The flaviviruses are a family of small, single-stranded RNA viruses with a positive-sense genome and a host-derived lipid envelope. The viral genome encodes a single polyprotein that is co- and posttranslationally cleaved into ten individual proteins, three structural and seven non-structural. The three structural proteins (C-capsid, prM/M-premembrane/membrane and E-envelope) organize to produce the viral particle. The non-structural proteins are principally associated with viral replication, polyprotein cleavage and may have additional roles in regulating the host immune response [16,17]. The viral E protein is the major surface antigen for the flaviviruses and contains the receptor-binding domain and fusion peptide. The viral prM/M protein functions as a chaperone for the E protein and also blocks the fusion peptide during virus assembly to prevent fusion with exocytic vesicles. The prM protein is cleaved by furin following particle assembly to produce the mature fusogenic virus. Co-expression of the prM and E genes in cell culture systems have been used to produce subviral particles which were used in early characterization of the membrane fusion process of flavivirus entry and have also have been tested as potential vaccine candidates. Vaccine candidates for several flaviviruses, including West Nile and dengue viruses utilize a purified recombinant E protein that has been produced in insect cell cultures [18-22].

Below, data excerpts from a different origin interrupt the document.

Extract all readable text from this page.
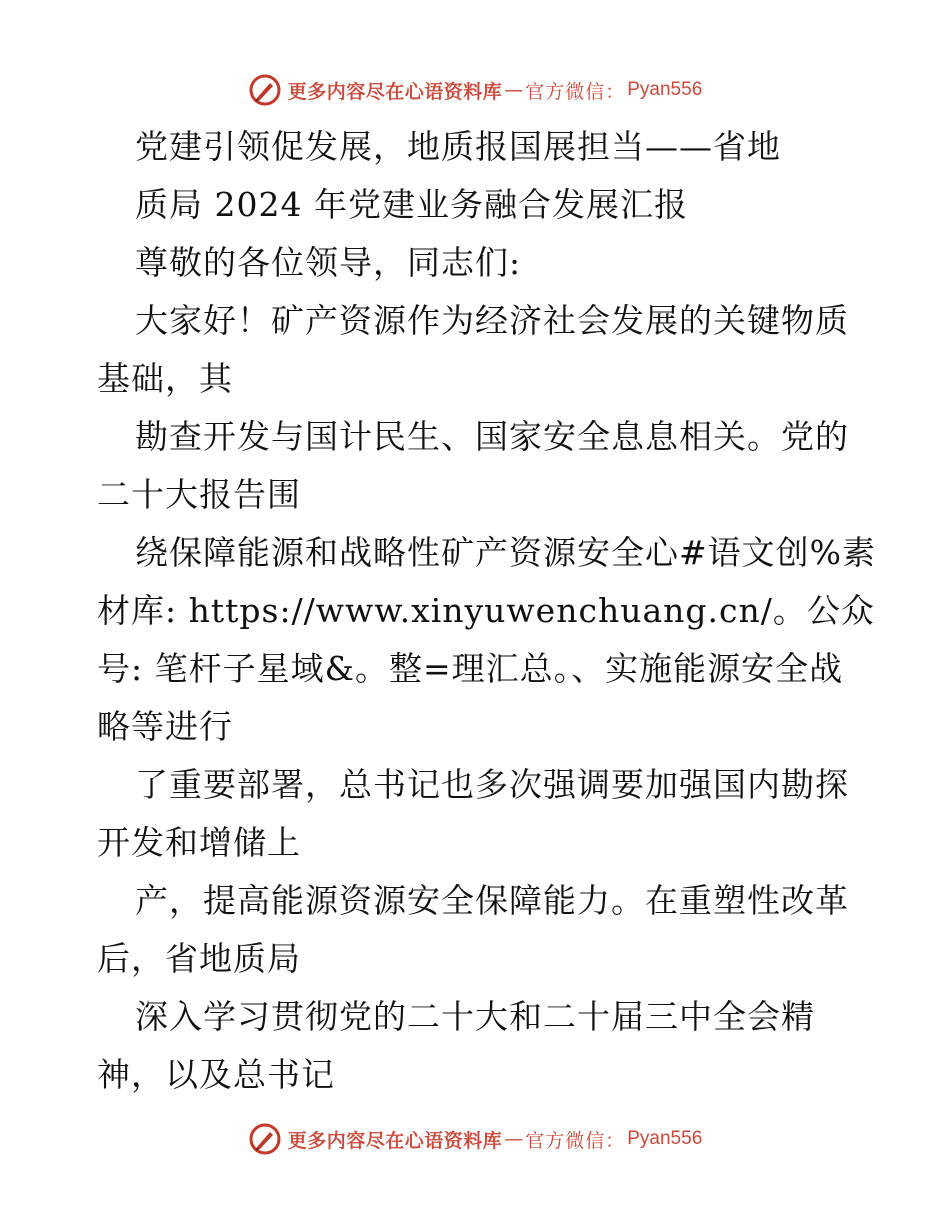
更多内容尽在心语资料库 — 官方微信： Pyan556
党建引领促发展，地质报国展担当——省地
质局 2024 年党建业务融合发展汇报
尊敬的各位领导，同志们:
大家好！矿产资源作为经济社会发展的关键物质
基础，其
勘查开发与国计民生、国家安全息息相关。党的
二十大报告围
绕保障能源和战略性矿产资源安全心#语文创%素
材库: https://www.xinyuwenchuang.cn/。公众
号: 笔杆子星域&。整=理汇总。、实施能源安全战
略等进行
了重要部署，总书记也多次强调要加强国内勘探
开发和增储上
产，提高能源资源安全保障能力。在重塑性改革
后，省地质局
深入学习贯彻党的二十大和二十届三中全会精
神，以及总书记
更多内容尽在心语资料库 — 官方微信： Pyan556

Tick-borne encephalitis was first described in 1936 as a neurologic disease in far eastern Russia (then the Soviet Union) that had been recognized in 1932. In 1937 a large expedition supported by the Soviet government identified Ix. persulcatus ticks as the likely vector for the contagion. In the same year separate groups isolated the virus and were able to demonstrate that this virus was the causative agent for the encephalitic disease seen in far-eastern Russia. The virus was subsequently named "Far Eastern encephalitis virus" [23]. The isolation of the virus also provided the first opportunity to develop a vaccine to prevent infection. Smorodintsev developed a formalin-inactivated vaccine that was used to vaccinate forest worker [24]. Subsequent studies characterizing clinical disease described two similar yet distinct diseases, one found in the far-east which was more severe and a less severe disease in western Russia and parts of Eastern Europe. The latter disease was termed Western encephalitis to distinguish the two diseases [24]. Western encephalitis was also known as biphasic milk fever given an apparent relationship with the consumption of unpasteurized milk from infected animals. Studies during outbreaks in Czechoslovakia isolated the causative agent of Western encephalitis and identified the virus as related to Far eastern encephalitis virus [25-27]. Fareastern encephalitis was found to have a higher case fatality rate and increased incidence of long-term sequelae than Western encephalitis. Additional studies identified a third intermediate subtype of what was now known as tick-borne encephalitis. This third subtype was called the Siberian subtype and has subsequently been shown to be associated with chronic infection [1-5,28]. Following the advent of viral genome sequencing, genetic analysis supported clinical descriptions in clearly defining three distinct subtypes of TBEV. These are now termed TBEVFE (Far-eastern), TBEV-Eu (European) and TBEV-Sib (Siberian) [29].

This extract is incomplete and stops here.